Satu hal yang paling dikhawatirkan dan paling nggak menyenangkan adalah ketika salah satu anggota keluarga sakit. Ketika anak-anak sakit, kita para orang tua pasti punya kesibukan ekstra. Mengurus keluarga yang sehat dan mengurus yang sakit dengan perhatian yang lebih.
Pengalaman cukup merepotkan yang saya alami yaitu ketika Naufal sakit cacar beberapa bulan silam. Dia harus dikarantina karena khawatir menularkan virusnya pada Kayyisha, satu-satunya di rumah yang belum kena cacar. Naufal harus diam di kamar terus-menerus. Makan, minum dan semua kegiatannya dilakukan sendiri di kamar.
Di akhir-akhir masa sakitnya, dia bosan dan mencuri-curi keluar kamar. Adiknya juga kangen main bareng, jadi suka mampir-mampir kamar. Akhirnya, selang beberapa hari, Kayyisha ketularan juga. Eeeuuuggghhh tahu gitu gak usah pakai karantina segala. Merepotkan.
Saat Kayyisha sakit, semua berjalan normal. Sebenarnya keduanya hampir nggak pernah mengeluh gatal atau sakit. Hanya kaget aja kalau berkaca dan saat mandi, geli lihat blister-blisternya. Nah saat Kayyisha sakit, dia lebih bebas. Jadi suasana bisa dibilang aman terkendali.

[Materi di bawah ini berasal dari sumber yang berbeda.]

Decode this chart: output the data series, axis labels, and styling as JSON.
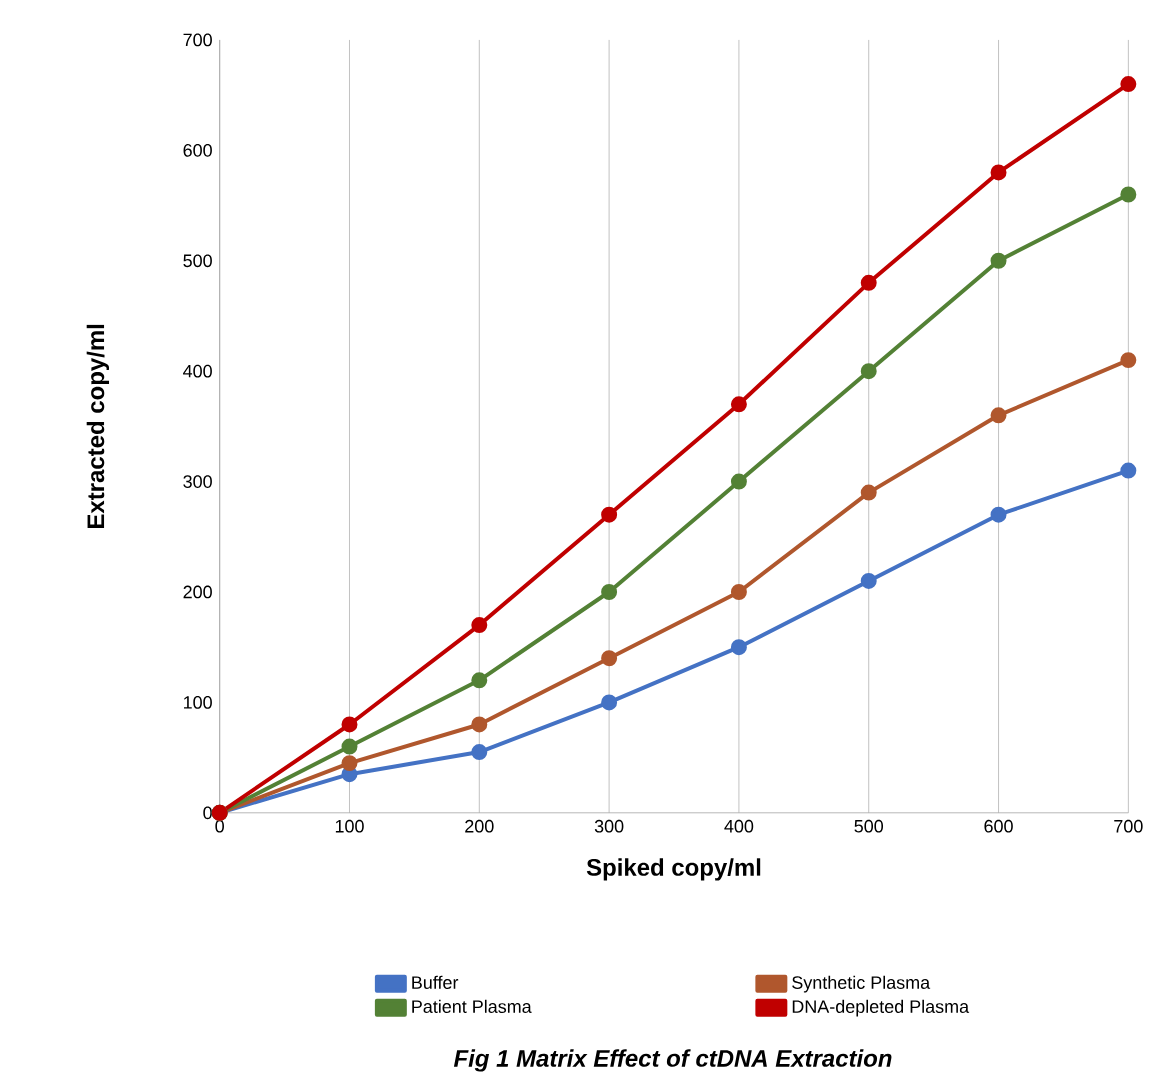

Kesibukan saya sebagai emak-emak pasti rempong kala ada yang sakit. Gerak mereka terbatas, harus diingatkan tentang makan obat, dan kadang harus diberi treatmen khusus dan makanan yang khusus untuk membantu penyembuhannya.
Lalu dalam beberapa minggu terakhir (hingga hari ini), rumah sepertinya sedang dijangkiti virus influenza. Kami bergantian kena batuk pilek. Naufal hampir nggak kena sebenarnya. Dia hanya dapat runny nose semalam, itupun karena berenang. Kayyisha juga nggak ada keluhan berarti, hanya batuk-batuk kecil.
Abi, yang biasanya paling kebal, kali ini tepar juga. Dua hari terkapar di tempat tidur, sampai izin masuk kerja. Keberadaan suami di rumah dan nggak bisa bantu-bantu seperti biasa, tentu menambah tugas saya. Ya, nggak apa-apa. Hanya membayangkan, kalau saya yang sakit bagaimana? Konon, seorang ibu rumah tangga itu nggak boleh sakit.
Nah, kejadian deh, saya malah kena flu paling parah. Sampai demam 2 kali dalam 3 minggu, dan batuk yang nggak hilang-hilang. Saat demam ini, badan lemas dan pusing. Akibatnya, saya hanya bisa bed rest selama beberapa hari. Apalagi suami tetap harus kerja seperti biasa, dan anak-anak tetap harus beraktifitas. Saya sempat khawatir, siapa yang mengurus anak-anak, terutama urusan makannya.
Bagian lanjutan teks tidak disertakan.